Les voyants économiques mondiaux clignotent en rouge


« Polycrise » : ce fut la la description Jean-Claude Juncker a donné le lien des défis auxquels l’UE était confrontée en 2016, lorsqu’il était président de la Commission européenne. La semaine dernière, le Fonds monétaire international a souligné à quel point de multiples nuages ​​– dont la crise énergétique européenne, la hausse rapide des taux d’intérêt et le ralentissement de la Chine – se sont accumulés sur l’économie mondiale. Ce qui semblait être des crises distinctes émergeant de nombreuses régions et marchés différents fusionnent maintenant : nous sommes peut-être confrontés à une polycrise à l’échelle mondiale.

Il est rare qu’autant de moteurs de l’économie mondiale s’arrêtent d’un coup : les pays qui en représentent un tiers sont sur le point de se contracter cette année ou l’année prochaine, selon au FMI. En effet, ses perspectives pour les plus grandes économies – les États-Unis, la zone euro et la Chine – sont sombres. Alors que les taux d’inflation mondiaux ont atteint leur plus haut niveau en 40 ans, les banques centrales ont relevé les taux d’intérêt cette année avec une synchronicité jamais vue dans le cinq dernières décennieset le dollar américain a atteint son niveau le plus élevé depuis la début des années 2000. Ces forces alimentent les sombres prévisions et créent de nouvelles tensions.

Les économies émergentes ont été accablées par une dette plus lourde libellée en dollars et des sorties de capitaux perturbatrices. Pendant ce temps, les taux hypothécaires et les coûts d’emprunt des entreprises ont bondi partout dans le monde. De nombreux indicateurs de tension sur les marchés financiers clignotent également en rouge, car le retour rapide des taux par rapport aux creux pendant la pandémie a révélé des vulnérabilités. La dynamique des braderies est un risque permanent, comme l’ont récemment démontré les fonds de pension britanniques.
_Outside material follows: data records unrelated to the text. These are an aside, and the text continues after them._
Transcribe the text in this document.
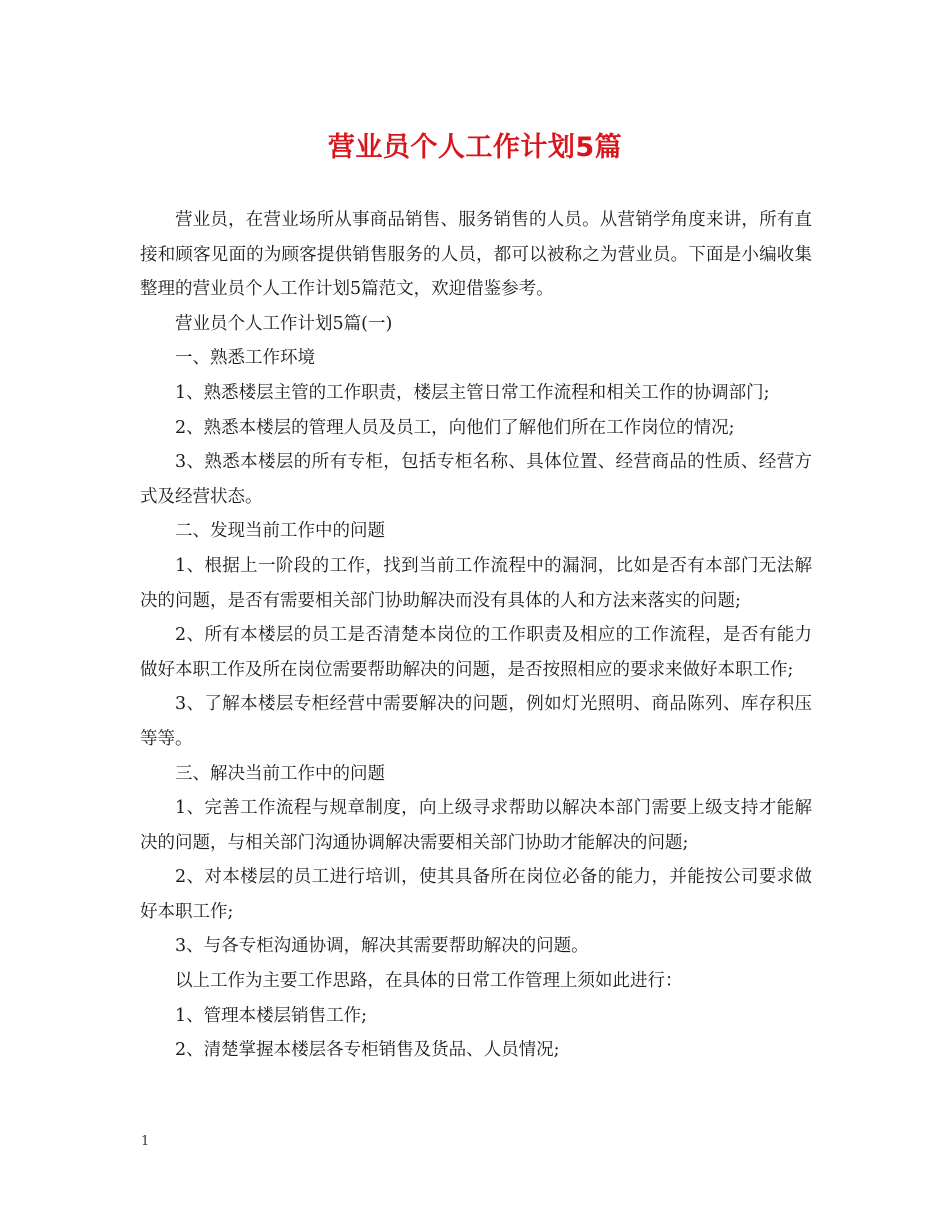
营业员个人工作计划5篇

营业员，在营业场所从事商品销售、服务销售的人员。从营销学角度来讲，所有直接和顾客见面的为顾客提供销售服务的人员，都可以被称之为营业员。下面是小编收集整理的营业员个人工作计划5篇范文，欢迎借鉴参考。

营业员个人工作计划5篇(一)

一、熟悉工作环境

1、熟悉楼层主管的工作职责，楼层主管日常工作流程和相关工作的协调部门;

2、熟悉本楼层的管理人员及员工，向他们了解他们所在工作岗位的情况;

3、熟悉本楼层的所有专柜，包括专柜名称、具体位置、经营商品的性质、经营方式及经营状态。

二、发现当前工作中的问题

1、根据上一阶段的工作，找到当前工作流程中的漏洞，比如是否有本部门无法解决的问题，是否有需要相关部门协助解决而没有具体的人和方法来落实的问题;

2、所有本楼层的员工是否清楚本岗位的工作职责及相应的工作流程，是否有能力做好本职工作及所在岗位需要帮助解决的问题，是否按照相应的要求来做好本职工作;

3、了解本楼层专柜经营中需要解决的问题，例如灯光照明、商品陈列、库存积压等等。

三、解决当前工作中的问题

1、完善工作流程与规章制度，向上级寻求帮助以解决本部门需要上级支持才能解决的问题，与相关部门沟通协调解决需要相关部门协助才能解决的问题;

2、对本楼层的员工进行培训，使其具备所在岗位必备的能力，并能按公司要求做好本职工作;

3、与各专柜沟通协调，解决其需要帮助解决的问题。

以上工作为主要工作思路，在具体的日常工作管理上须如此进行：

1、管理本楼层销售工作;

2、清楚掌握本楼层各专柜销售及货品、人员情况;

1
Les causes immédiates du maelström mondial sont deux chocs historiques qui se succèdent rapidement : le Covid-19 et l’invasion de l’Ukraine par la Russie. La Réserve fédérale a relevé les taux d’intérêt à son rythme le plus rapide depuis le début des années 1980, lorsque Paul Volcker en était le président, pour étouffer l’inflation stimulée en partie par le soutien à la pandémie et les goulots d’étranglement de l’offre. Pendant ce temps, la militarisation par Poutine des flux de gaz naturel signifie que l’Europe subit un énorme choc des termes de l’échange, et l’économie chinoise souffre de sa politique zéro-Covid, parallèlement à un krach immobilier. En effet, de nouveaux maux sont apparus avant même que les cicatrices de la pandémie ne soient cicatrisées.
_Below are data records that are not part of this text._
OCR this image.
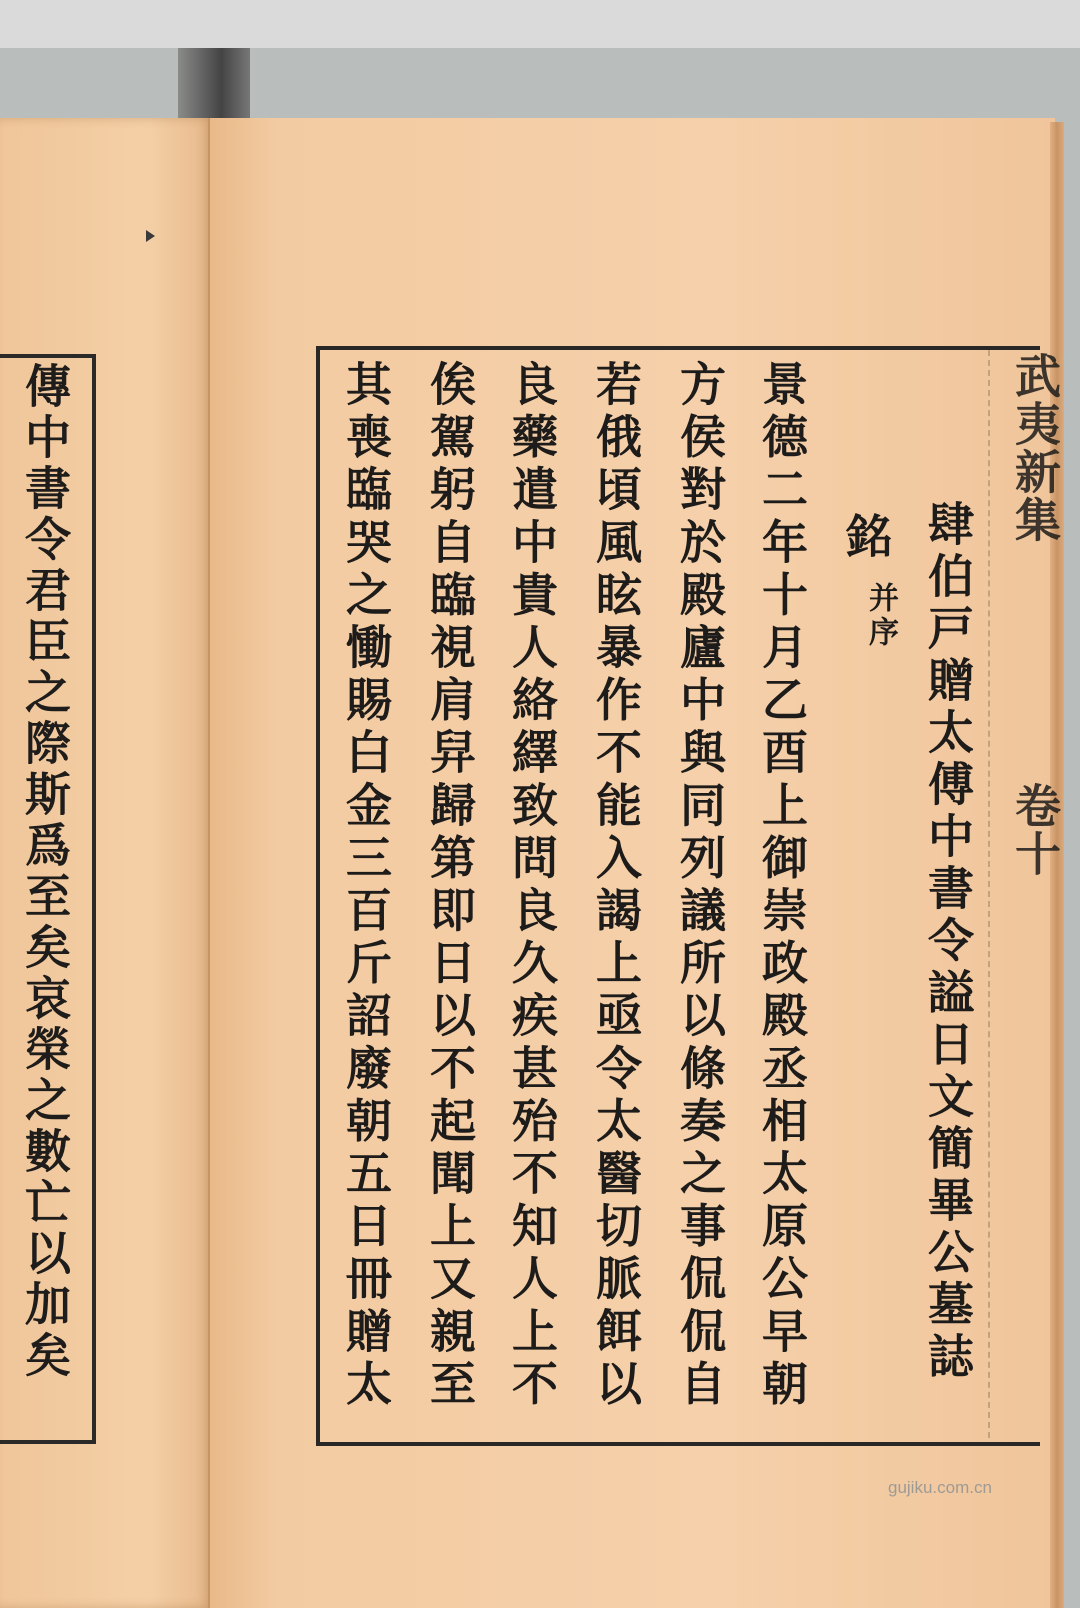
傳中書令君臣之際斯爲至矣哀榮之數亡以加矣	武夷新集
卷十
肆伯戸贈太傅中書令謚日文簡畢公墓誌
銘
并序
景德二年十月乙酉上御崇政殿丞相太原公早朝
方侯對於殿廬中與同列議所以條奏之事侃侃自
若俄頃風眩暴作不能入謁上亟令太醫切脈餌以
良藥遣中貴人絡繹致問良久疾甚殆不知人上不
俟駕躬自臨視肩舁歸第即日以不起聞上又親至
其喪臨哭之慟賜白金三百斤詔廢朝五日冊贈太
gujiku.com.cn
Les chocs multiples et qui se renforcent mutuellement ont laissé aux décideurs un exercice d’équilibre difficile. Pour les gouvernements, les efforts visant à stimuler la croissance et à soutenir les ménages et les entreprises doivent éviter d’alimenter davantage le feu inflationniste et d’alourdir le fardeau de la dette – qui a déjà été alourdi par la pandémie – d’autant plus que les coûts d’emprunt augmentent désormais. Plus les taux d’intérêt augmentent, plus les risques d’un krach immobilier et de nouvelles tensions sur les marchés financiers sont grands. Pourtant, pour les banquiers centraux, un resserrement insuffisant de la politique monétaire peut entraîner une inflation élevée.

Bien qu’il n’y ait pas de solutions simples, il y a quelques leçons à tirer. L’économie fragile d’aujourd’hui a besoin d’une politique bien calibrée et adaptée aux risques. Le Royaume-Uni est un exemple de comment ne pas le faire. Son approche bull-in-a-china-shop de ces dernières semaines montre ce qui se passe lorsque les réalités sont ignorées. Les erreurs de politique expliquent en partie pourquoi le FMI prévoit une chance sur quatre que la croissance mondiale tombe l’année prochaine en dessous du niveau historiquement bas de 2 %.
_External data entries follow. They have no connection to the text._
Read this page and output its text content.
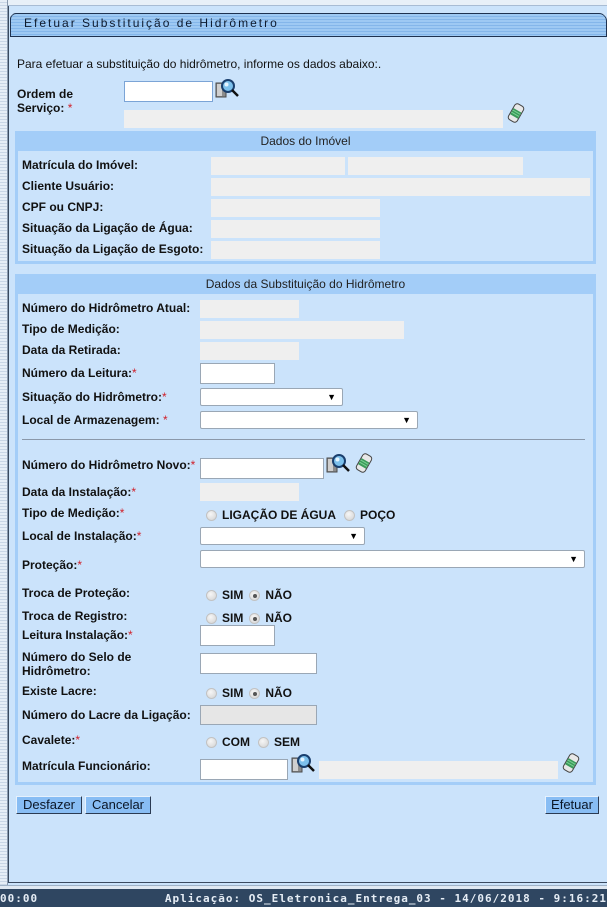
Efetuar Substituição de Hidrômetro
Para efetuar a substituição do hidrômetro, informe os dados abaixo:.
Ordem de
Serviço: *
Dados do Imóvel
Matrícula do Imóvel:
Cliente Usuário:
CPF ou CNPJ:
Situação da Ligação de Água:
Situação da Ligação de Esgoto:
Dados da Substituição do Hidrômetro
Número do Hidrômetro Atual:
Tipo de Medição:
Data da Retirada:
Número da Leitura:*
Situação do Hidrômetro:*	▼
Local de Armazenagem: *	▼
Número do Hidrômetro Novo:*
Data da Instalação:*
Tipo de Medição:*	LIGAÇÃO DE ÁGUA POÇO
Local de Instalação:*	▼
Proteção:*	▼
Troca de Proteção:	SIM NÃO
Troca de Registro:	SIM NÃO
Leitura Instalação:*
Número do Selo de
Hidrômetro:
Existe Lacre:	SIM NÃO
Número do Lacre da Ligação:
Cavalete:*	COM SEM
Matrícula Funcionário:
Desfazer	Cancelar	Efetuar
00:00	Aplicação: OS_Eletronica_Entrega_03 - 14/06/2018 - 9:16:21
L’effet contagieux des crises mondiales intensifie la nécessité de renforcer la résilience. Alors que le système bancaire a été renforcé après la crise financière, les décideurs politiques ont fait trop peu pour renforcer le système financier non bancaire. Beaucoup déploreront également le manque d’investissements visant à améliorer la productivité et à lutter contre l’inflation dans les compétences, la technologie et les alternatives aux combustibles fossiles au cours de la dernière décennie, lorsque les taux d’intérêt étaient bas. Sans pondération et réflexion à long terme, l’économie mondiale ne fera que continuer à vaciller d’une crise à l’autre.